1.《ネタバレ》 ひと言で言うと「半勃ち映画」。ピッタリくる言葉がそれだったので失礼。
いつになったら面白くなるんだろ?って思いながら見てたら終わっちゃった。面白くなりそうな瞬間っていうのは何度も訪れたのですが、そのたびにブッツリ終わって次に移るって状態。
ブツ切れ感がハンパなくて、悉く「点」。物語の「線」が形成されてないんですよね。それじゃノレません。やっとゴジラが出てきた!と思っても、カメラはさっさとゴジラの前からどっか行っちゃうし。ゴジラ出てる間はゴジラ見せてよ。
その代りに見せられる話もドラマとして成立してなくて。妻を失った父ちゃんのこだわりが成就する瞬間がありましたか? 主人公の行動は「家族に会いたい」という点では一貫してましたが、いちいち怪獣騒ぎに巻き込まれ続け。「人間ドラマと怪獣とは水と油」ってレビューで何度か指摘していますが、無理に絡めようとするとこうなるという見本のような映画で、主人公が度々怪獣の目の前まで飛び出しちゃう無理矢理さ加減はエメリッヒ版を凌ぐ苦笑を生みます。
この映画の登場人物は総じて受動的。
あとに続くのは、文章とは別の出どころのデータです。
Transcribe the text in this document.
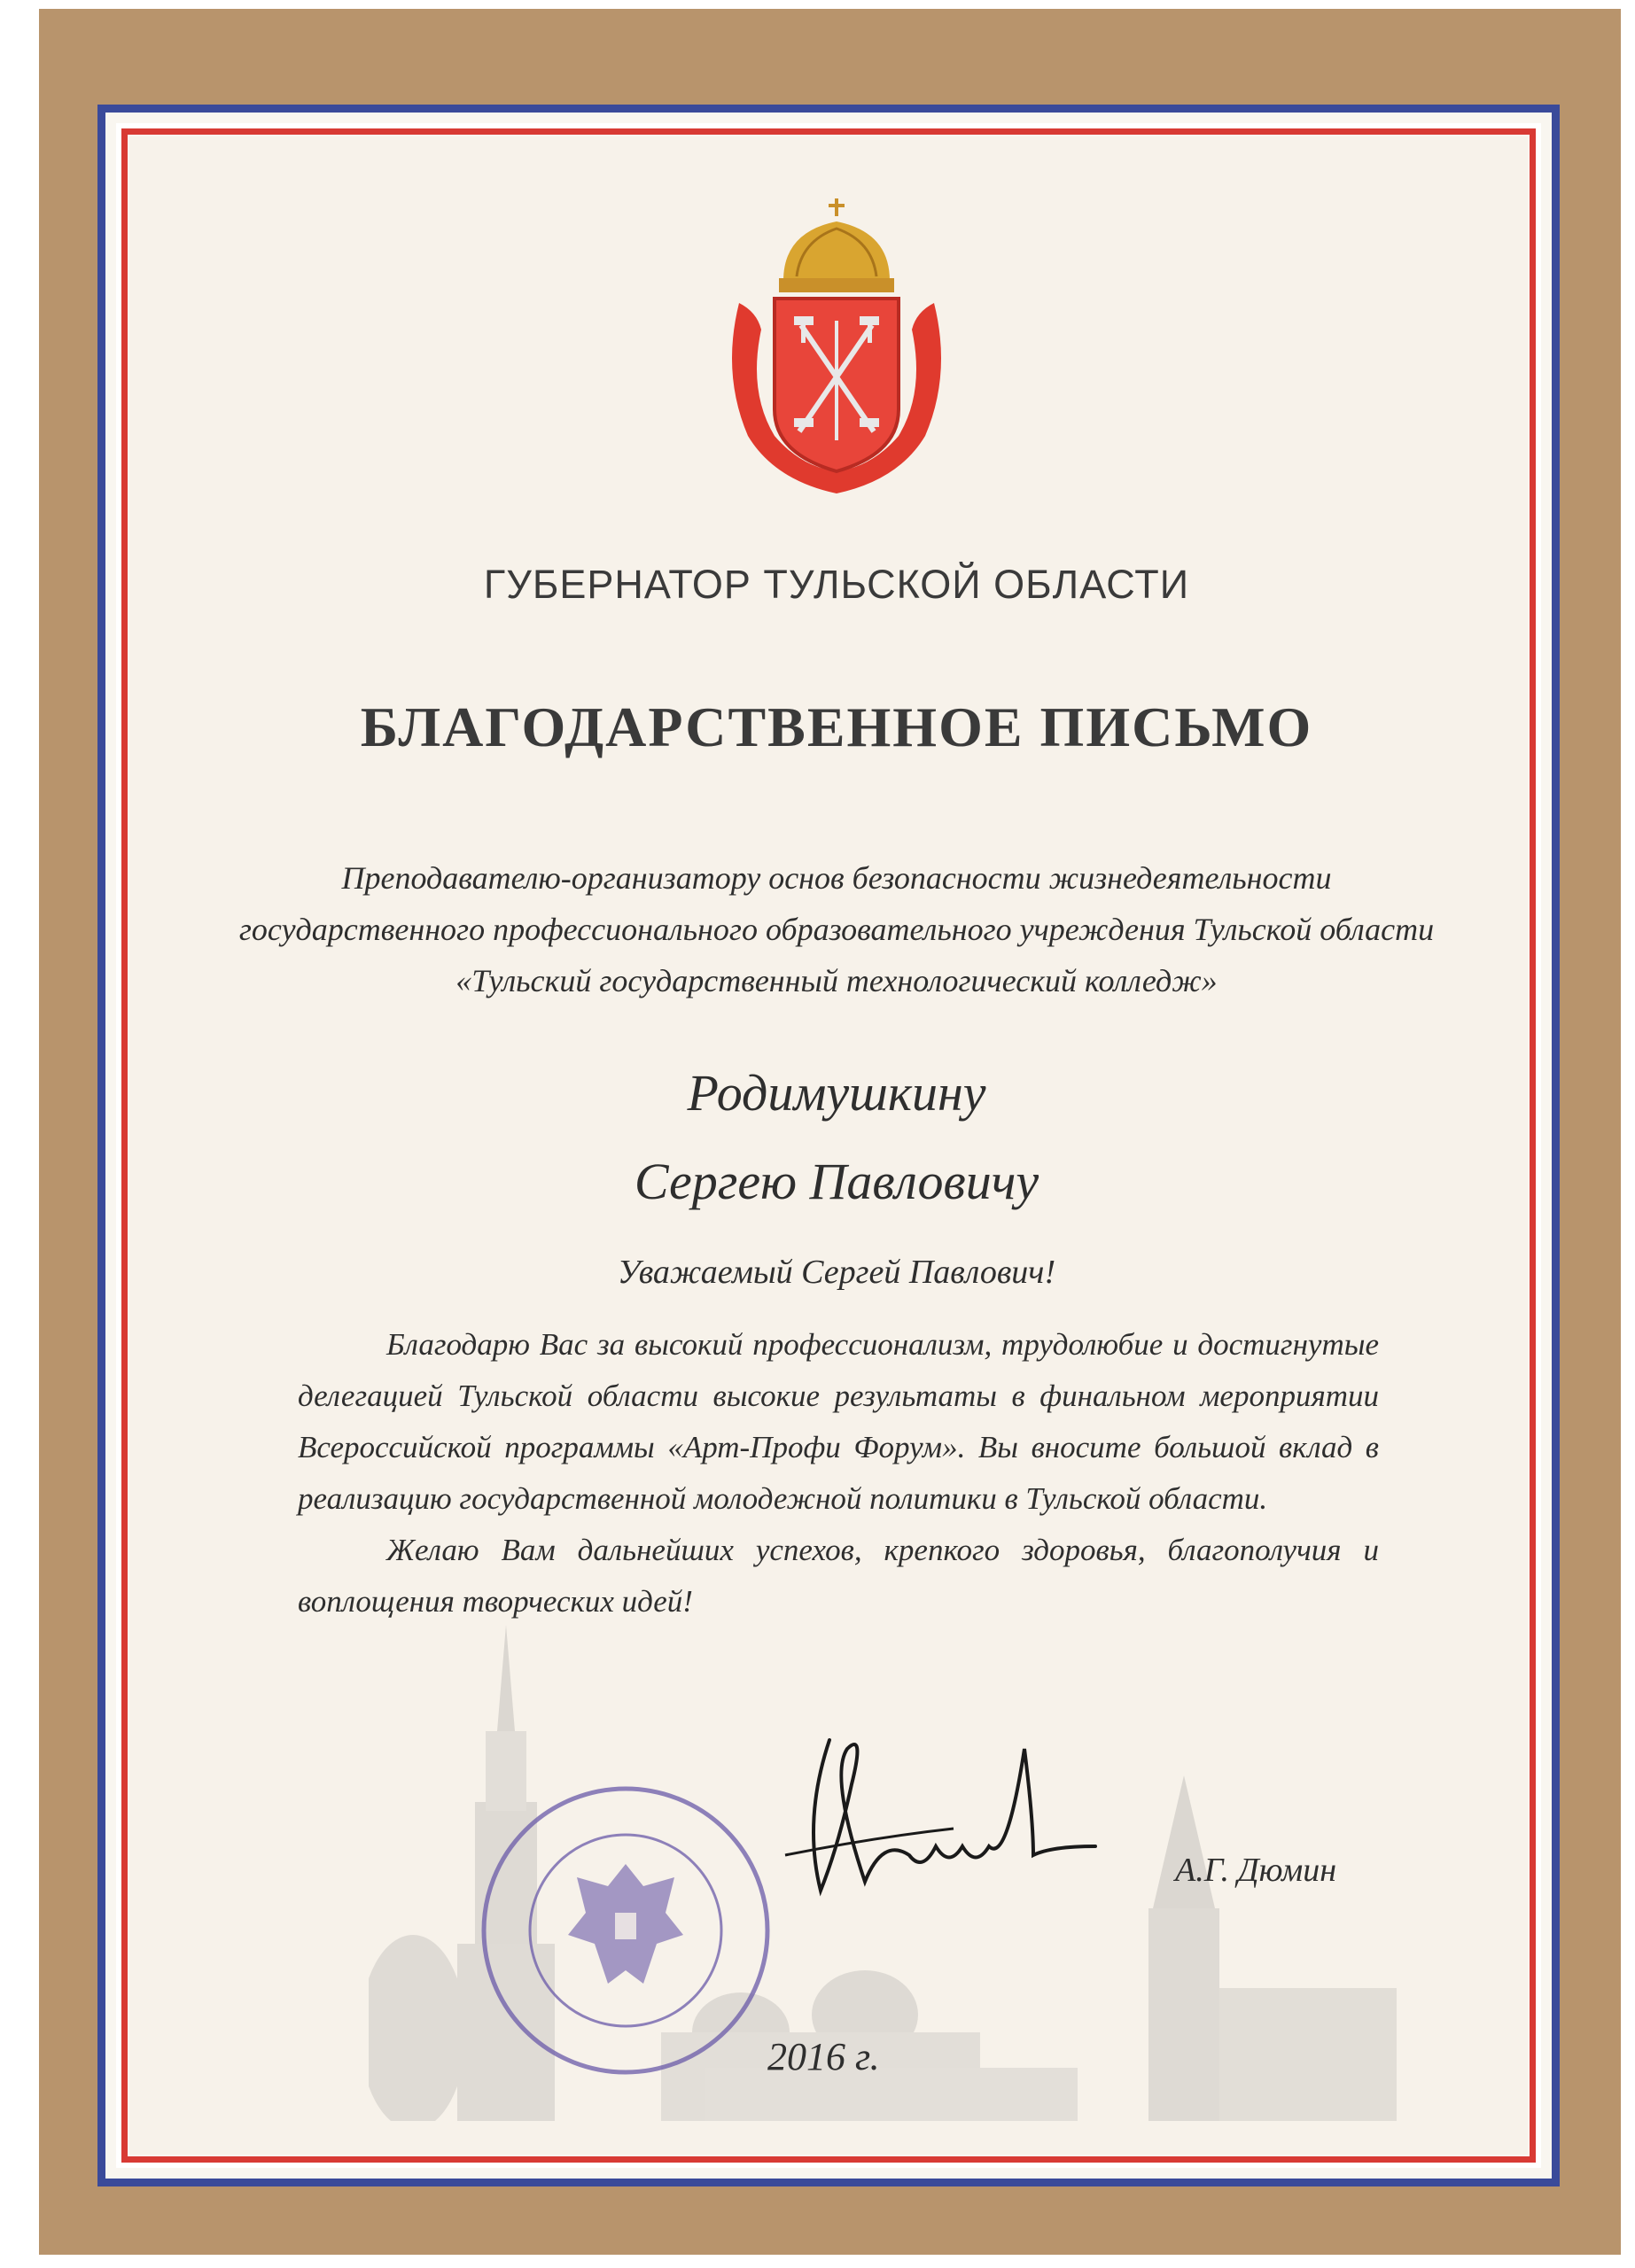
ГУБЕРНАТОР ТУЛЬСКОЙ ОБЛАСТИ
БЛАГОДАРСТВЕННОЕ ПИСЬМО
Преподавателю-организатору основ безопасности жизнедеятельности
государственного профессионального образовательного учреждения Тульской области
«Тульский государственный технологический колледж»
Родимушкину
Сергею Павловичу
Уважаемый Сергей Павлович!

Благодарю Вас за высокий профессионализм, трудолюбие и достигнутые делегацией Тульской области высокие результаты в финальном мероприятии Всероссийской программы «Арт-Профи Форум». Вы вносите большой вклад в реализацию государственной молодежной политики в Тульской области.

Желаю Вам дальнейших успехов, крепкого здоровья, благополучия и воплощения творческих идей!

А.Г. Дюмин
2016 г.
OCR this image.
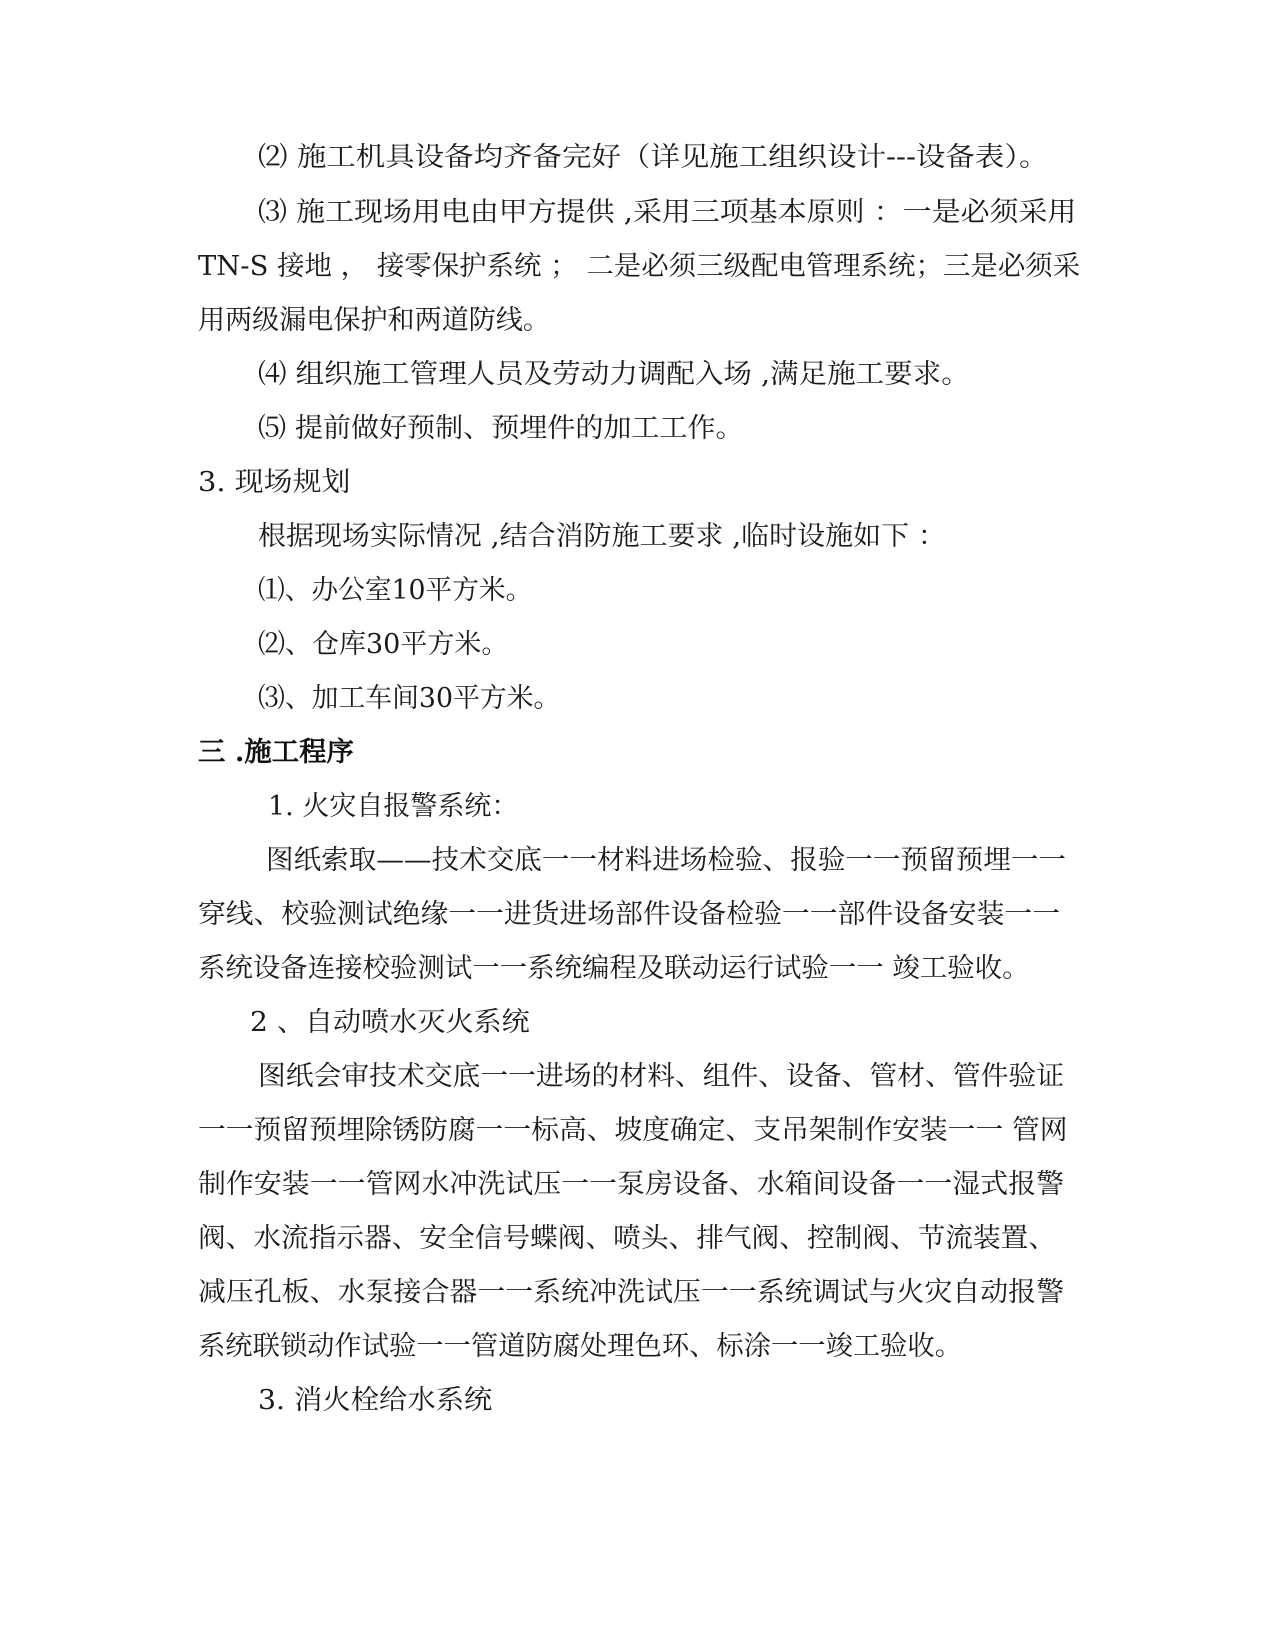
⑵ 施工机具设备均齐备完好（详见施工组织设计---设备表）。
⑶ 施工现场用电由甲方提供 ,采用三项基本原则 ：一是必须采用
TN-S 接地 ， 接零保护系统 ； 二是必须三级配电管理系统；三是必须采
用两级漏电保护和两道防线。
⑷ 组织施工管理人员及劳动力调配入场 ,满足施工要求。
⑸ 提前做好预制、预埋件的加工工作。
3. 现场规划
根据现场实际情况 ,结合消防施工要求 ,临时设施如下 ：
⑴、办公室10平方米。
⑵、仓库30平方米。
⑶、加工车间30平方米。
三 .施工程序
1. 火灾自报警系统：
图纸索取——技术交底一一材料进场检验、报验一一预留预埋一一
穿线、校验测试绝缘一一进货进场部件设备检验一一部件设备安装一一
系统设备连接校验测试一一系统编程及联动运行试验一一 竣工验收。
2 、自动喷水灭火系统
图纸会审技术交底一一进场的材料、组件、设备、管材、管件验证
一一预留预埋除锈防腐一一标高、坡度确定、支吊架制作安装一一 管网
制作安装一一管网水冲洗试压一一泵房设备、水箱间设备一一湿式报警
阀、水流指示器、安全信号蝶阀、喷头、排气阀、控制阀、节流装置、
减压孔板、水泵接合器一一系统冲洗试压一一系统调试与火灾自动报警
系统联锁动作试验一一管道防腐处理色环、标涂一一竣工验收。
3. 消火栓给水系统
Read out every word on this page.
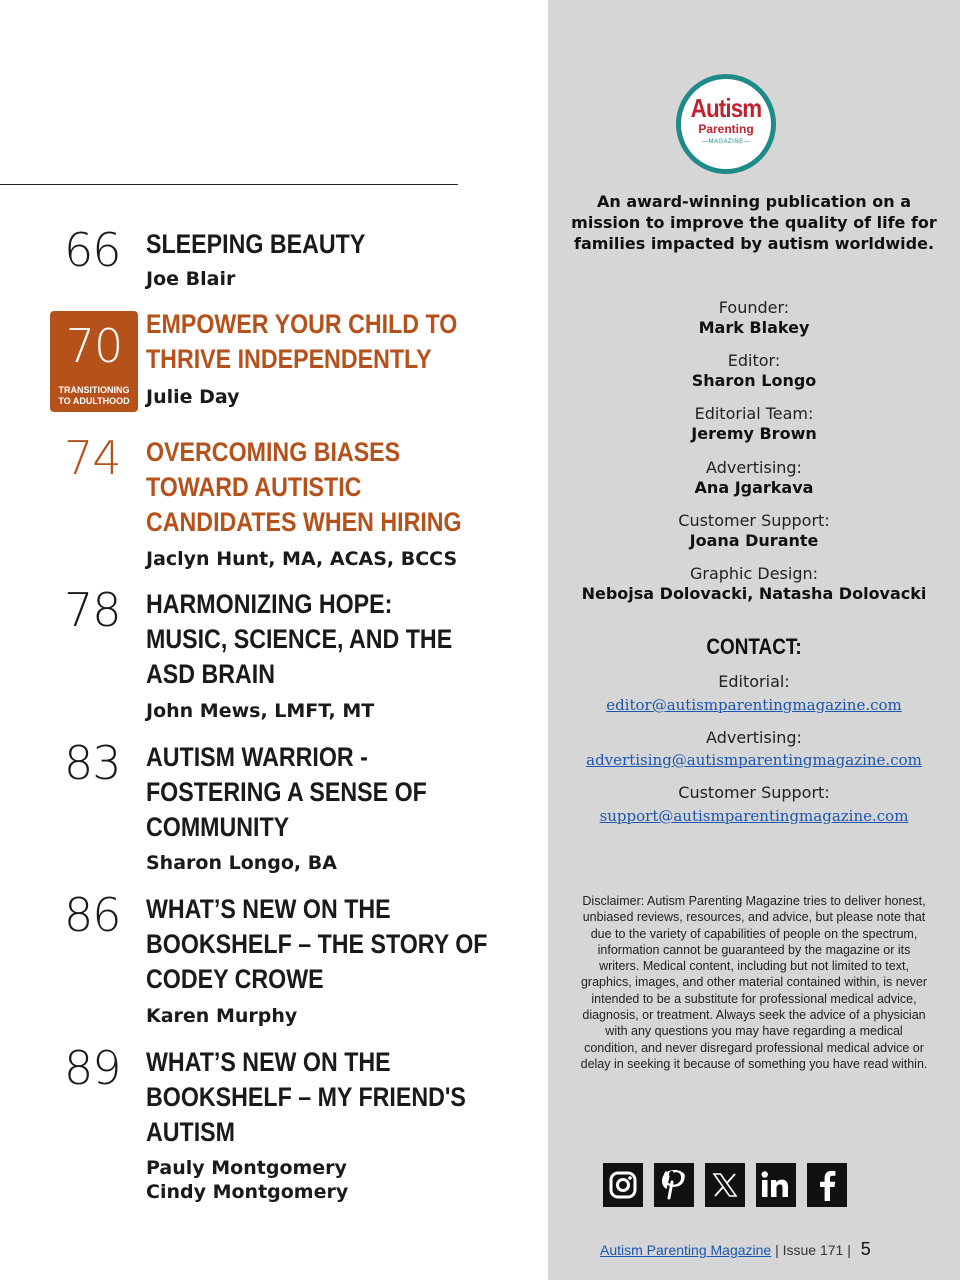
66 SLEEPING BEAUTY
Joe Blair
70
TRANSITIONING
TO ADULTHOOD
EMPOWER YOUR CHILD TO
THRIVE INDEPENDENTLY
Julie Day
74 OVERCOMING BIASES
TOWARD AUTISTIC
CANDIDATES WHEN HIRING
Jaclyn Hunt, MA, ACAS, BCCS
78 HARMONIZING HOPE:
MUSIC, SCIENCE, AND THE
ASD BRAIN
John Mews, LMFT, MT
83 AUTISM WARRIOR -
FOSTERING A SENSE OF
COMMUNITY
Sharon Longo, BA
86 WHAT’S NEW ON THE
BOOKSHELF – THE STORY OF
CODEY CROWE
Karen Murphy
89 WHAT’S NEW ON THE
BOOKSHELF – MY FRIEND'S
AUTISM
Pauly Montgomery
Cindy Montgomery
Autism
Parenting
—MAGAZINE—
An award-winning publication on a
mission to improve the quality of life for
families impacted by autism worldwide.
Founder:
Mark Blakey
Editor:
Sharon Longo
Editorial Team:
Jeremy Brown
Advertising:
Ana Jgarkava
Customer Support:
Joana Durante
Graphic Design:
Nebojsa Dolovacki, Natasha Dolovacki
CONTACT:
Editorial:
editor@autismparentingmagazine.com
Advertising:
advertising@autismparentingmagazine.com
Customer Support:
support@autismparentingmagazine.com
Disclaimer: Autism Parenting Magazine tries to deliver honest, unbiased reviews, resources, and advice, but please note that due to the variety of capabilities of people on the spectrum, information cannot be guaranteed by the magazine or its writers. Medical content, including but not limited to text, graphics, images, and other material contained within, is never intended to be a substitute for professional medical advice, diagnosis, or treatment. Always seek the advice of a physician with any questions you may have regarding a medical condition, and never disregard professional medical advice or delay in seeking it because of something you have read within.
Autism Parenting Magazine | Issue 171 | 5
状況に追われて仕方なく動いてます。それはゴジラですら。怪獣出たから地球環境ヤバいし退治しないと、みたいな(むしろギャオス退治に出かけるガメラ)。
核の扱いもハンパで困ったもので。ゴジラを反核の象徴とする訳にはいかない事情からか、ゴジラを倒すための水爆実験だったとか、芹沢博士の被曝二世エピソードがただの設定だけで終わってたりとか、核も怪獣も脅威として成立していないんですよね。
日常の中に大きな脅威が紛れ込む事で非日常となる、それが怪獣映画の面白味なんじゃないかと思うのですが、その点、今作は薄味。主人公は怪獣よりも核ミサイルとの追っかけっこに忙しい有様ですし。
あれこれと他の映画を思い出すのはサービスとでも捉えればいいのかな? 金門橋の戦闘は『モンスターVSエイリアン』、音楽はむしろ『クローバーフィールド』、ゴジラ的には『2000ミレニアム』みたい。
元々ゴジラにはそんなに思い入れが無いので、ゴジラはこうでなくちゃ!みたいなのは無いんですが、今回のゴジラ「も」あまりカッコ良くはなかったなぁ。そのフォルムからゴジラと言うよりタッコング思い出しちゃった。
なんか微妙に体温低めな感じの映画、もっと熱い怪獣バトルでひいひい言わせて欲しかったわ。